CNN
March 10, 2000
 
 
Trial of Argentina's 'Dirty War' soldiers to open in Italy

                   ROME (Reuters) -- Relatives of Italians who disappeared during Argentina's
                   1976-83 military dictatorship expressed hope on Thursday that a trial about to
                   open in Rome would provide answers about the fate of their loved ones.

                   The trial will begin on Friday of Argentine General Guillermo Suarez Mason
                   and six other soldiers charged with killing or kidnapping eight people of Italian
                   nationality during Argentina's "Dirty War."

                   The officers, who are still in Argentina, are not expected to attend nor does
                   Italian law oblige them to at this stage.

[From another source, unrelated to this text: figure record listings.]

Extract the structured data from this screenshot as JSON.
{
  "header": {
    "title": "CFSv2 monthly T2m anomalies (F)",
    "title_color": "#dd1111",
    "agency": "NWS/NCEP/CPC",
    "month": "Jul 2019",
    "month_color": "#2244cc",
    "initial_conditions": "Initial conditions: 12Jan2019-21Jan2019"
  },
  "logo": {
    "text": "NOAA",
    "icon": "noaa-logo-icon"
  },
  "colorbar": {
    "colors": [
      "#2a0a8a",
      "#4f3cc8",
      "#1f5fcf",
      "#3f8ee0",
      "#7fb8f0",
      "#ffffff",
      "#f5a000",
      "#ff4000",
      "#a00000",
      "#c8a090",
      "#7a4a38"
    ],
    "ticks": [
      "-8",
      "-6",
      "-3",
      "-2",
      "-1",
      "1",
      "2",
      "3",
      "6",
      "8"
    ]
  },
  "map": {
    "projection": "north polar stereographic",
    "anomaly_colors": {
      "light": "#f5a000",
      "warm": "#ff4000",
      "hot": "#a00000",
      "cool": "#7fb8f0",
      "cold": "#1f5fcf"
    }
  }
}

                   An estimated 15,000 to 30,000 leftists or suspected sympathizers died or
                   disappeared in the Dirty War. Among them was Italy's Martino Mastinu, a
                   trade union activist in the shipping yards of Tigre, Argentina.

                   Mastinu disappeared in July 1976, a few months after the killing of his
                   brother-in-law Mario Bonarino Marras. Vanina, Marras's daughter, was just
                   over two years old at the time.

                   "Sooner or later someone will say: you, you, and you are guilty. Here or in
                   Argentina it doesn't matter. But if it comes out here, it will be known in
                   Argentina," Vanina told Reuters as tears poured down her cheeks.

                   Vanina flew to Rome earlier this week to attend the trial with her mother
                   Santina Mastinu, the sister of Martino Mastinu.

                   The trial is likely to draw international attention as it opens a week after a
                   controversial British ruling allowing Chilean dictator Augusto Pinochet to
                   return home after more than a year under house arrest in Britain.

                   Britain said Pinochet was too ill for extradition to Spain to face torture
                   charges.

                   FAMILIES CAMPAIGNED FOR TRIAL

                   The other six missing Italians named in the case to be tried are Norberto
                   Morresi, Pedro Luis Mazzocchi, Luis Alberto Fabbri, Daniel Jesus Ciuffo and
                   Laura Carlotto, the daughter of one of Argentina's top human rights
                   campaigner, Estela Carlotto.

                   Families and human rights campaigners have sought the Italian trial for more
                   than a decade.

                   Italian prosecutors begun probing complaints about the Italians disappearances
                   in Argentina in the 1980s. Of the more than 100 cases under examination, only
                   eight had enough evidence to be admitted by a judge for preliminary
                   investigations.

                   The Italian state is among those who have filed for civil damages. There are
                   reportedly between 400 and 500 people listed at the Italian embassy in
                   Argentina as "disappeared."

                   The seven Argentine officers -- Suarez Mason, Santiago Omar Riveros, Juan
                   Carlos Gerardi, Luis Jose Porchetto, Alejandro Puertas, Oscar Hector
                   Maldonado and Roberto Julio Rossin -- were ordered to stand trial by Italy in
                   May 1999.

                   Proceedings against non-Italians resident abroad for alleged crimes against
                   Italians must receive the authorization of the justice minister.

                   The hearing has already been postponed twice for procedural reasons.

                   Suarez Mason has asked to attend the trial but is currently under house arrest
                   in Argentina on charges of kidnapping and hiding the identities of kidnapped
                   children.

                   The general was one of several prominent military officers convicted for the
                   junta crimes after democracy was restored in 1983. The officers were later all
                   freed in amnesties.